Nota-NetsPresso / BK-SDM

A Compressed Stable Diffusion for Efficient Text-to-Image Generation [ECCV'24]
Other
238 stars 16 forks source link

Loading preprocessed_212k laion dataset without any response in terminal #59

Closed MqLeet closed 2 months ago

MqLeet commented 4 months ago

Hi @bokyeong1015 , thanks for your great work!

I modified diffusers/train_text_to_image.py and used your fine-tuning strategy: on 212k subset of laion. But when I run the training code, loading dataset will consume too much time and there is no response in the terminal after even 40 minutes.... Is it caused by the large number of images or some bugs in my code?

    # In distributed training, the load_dataset function guarantees that only one local process can concurrently
    if args.dataset_name is not None:
        # Downloading and loading a dataset from the hub.
        dataset = load_dataset(
            args.dataset_name,
            args.dataset_config_name,
            cache_dir=args.cache_dir,
            data_dir=args.train_data_dir,
        )
    else:
        data_files = {}
        if args.train_data_dir is not None:
            data_files["train"] = os.path.join(args.train_data_dir, "**")
        print("*** load dataset: start")
        t0 = time.time()
        dataset = load_dataset(
            "imagefolder",
            # data_files=data_files,
            cache_dir=args.cache_dir,
            split="train",
            data_dir=args.train_data_dir,
        )
        print(f"*** load dataset: end --- {time.time()-t0} sec")
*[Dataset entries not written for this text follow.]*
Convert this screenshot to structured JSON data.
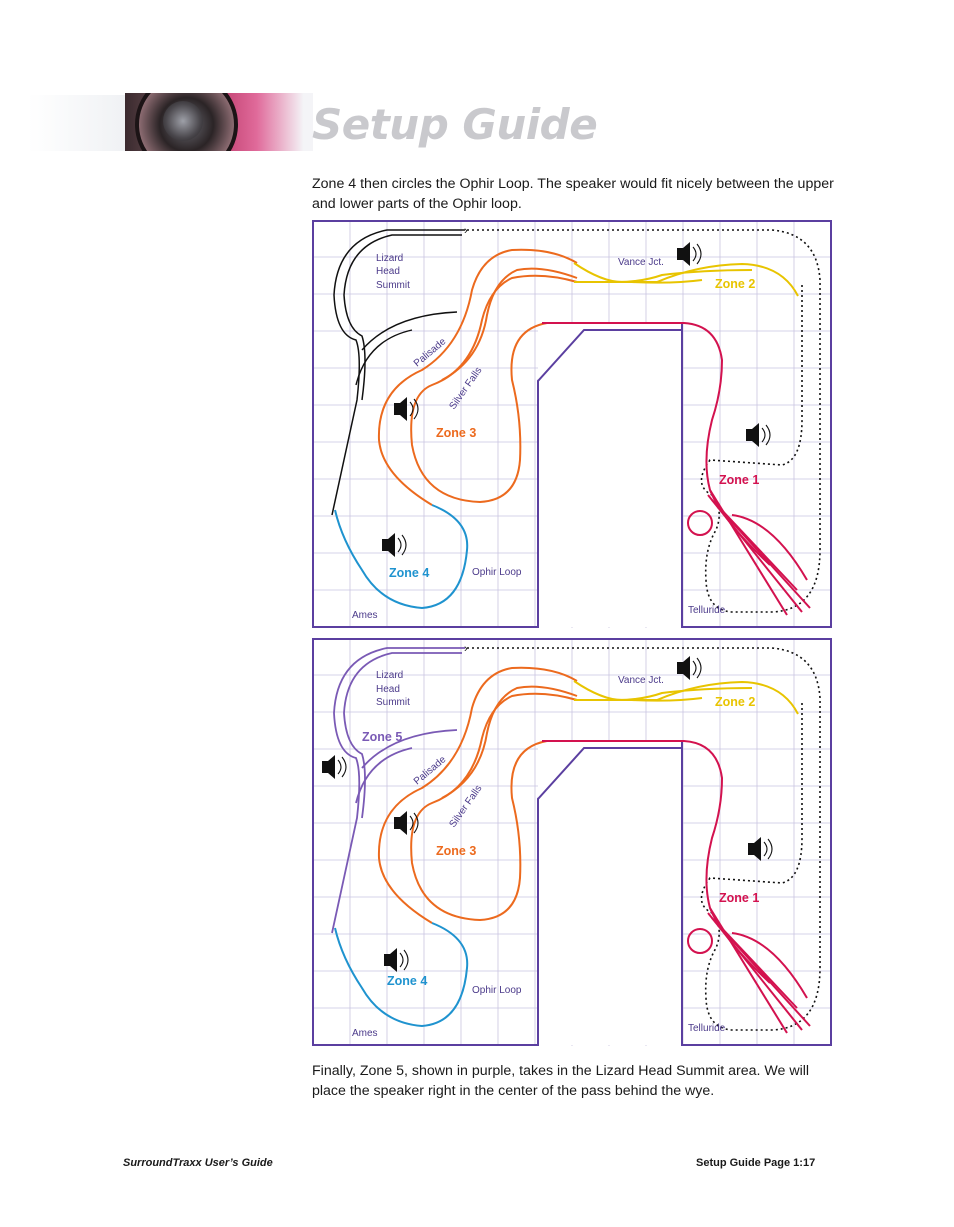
{
  "header": {
    "title": "Setup Guide"
  },
  "intro_text": "Zone 4 then circles the Ophir Loop. The speaker would fit nicely between the upper and lower parts of the Ophir loop.",
  "closing_text": "Finally, Zone 5, shown in purple, takes in the Lizard Head Summit area. We will place the speaker right in the center of the pass behind the wye.",
  "diagram_top": {
    "labels": {
      "lizard": [
        "Lizard",
        "Head",
        "Summit"
      ],
      "vance": "Vance Jct.",
      "palisade": "Palisade",
      "silver_falls": "Silver Falls",
      "ophir": "Ophir Loop",
      "ames": "Ames",
      "telluride": "Telluride"
    },
    "zones": {
      "zone1": "Zone 1",
      "zone2": "Zone 2",
      "zone3": "Zone 3",
      "zone4": "Zone 4"
    }
  },
  "diagram_bottom": {
    "labels": {
      "lizard": [
        "Lizard",
        "Head",
        "Summit"
      ],
      "vance": "Vance Jct.",
      "palisade": "Palisade",
      "silver_falls": "Silver Falls",
      "ophir": "Ophir Loop",
      "ames": "Ames",
      "telluride": "Telluride"
    },
    "zones": {
      "zone1": "Zone 1",
      "zone2": "Zone 2",
      "zone3": "Zone 3",
      "zone4": "Zone 4",
      "zone5": "Zone 5"
    }
  },
  "colors": {
    "frame": "#5b3fa0",
    "grid": "#c9c4e0",
    "zone1": "#d3124f",
    "zone2": "#e8c400",
    "zone3": "#ec6a1e",
    "zone4": "#1f93cf",
    "zone5": "#7a5ab5",
    "dotted": "#111111"
  },
  "footer": {
    "left": "SurroundTraxx User’s Guide",
    "right": "Setup Guide Page 1:17"
  }
}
        # See more about loading custom images at
        # https://huggingface.co/docs/datasets/v2.4.0/en/image_load#imagefolder

    # Preprocessing the datasets.
    # We need to tokenize inputs and targets.

    # column_names = dataset["train"].column_names

    ##############################################################################################
    column_names = dataset.column_names
    image_column = column_names[0]
    caption_column = column_names[1]
    ###################################################################################################

This is the loading dataset code. How much time will 'load_dataset' function cost?

Thanks for your great work, looking forward to your reply!

Best wishes, Qianli

MqLeet commented 4 months ago

My datasets version is 2.19.0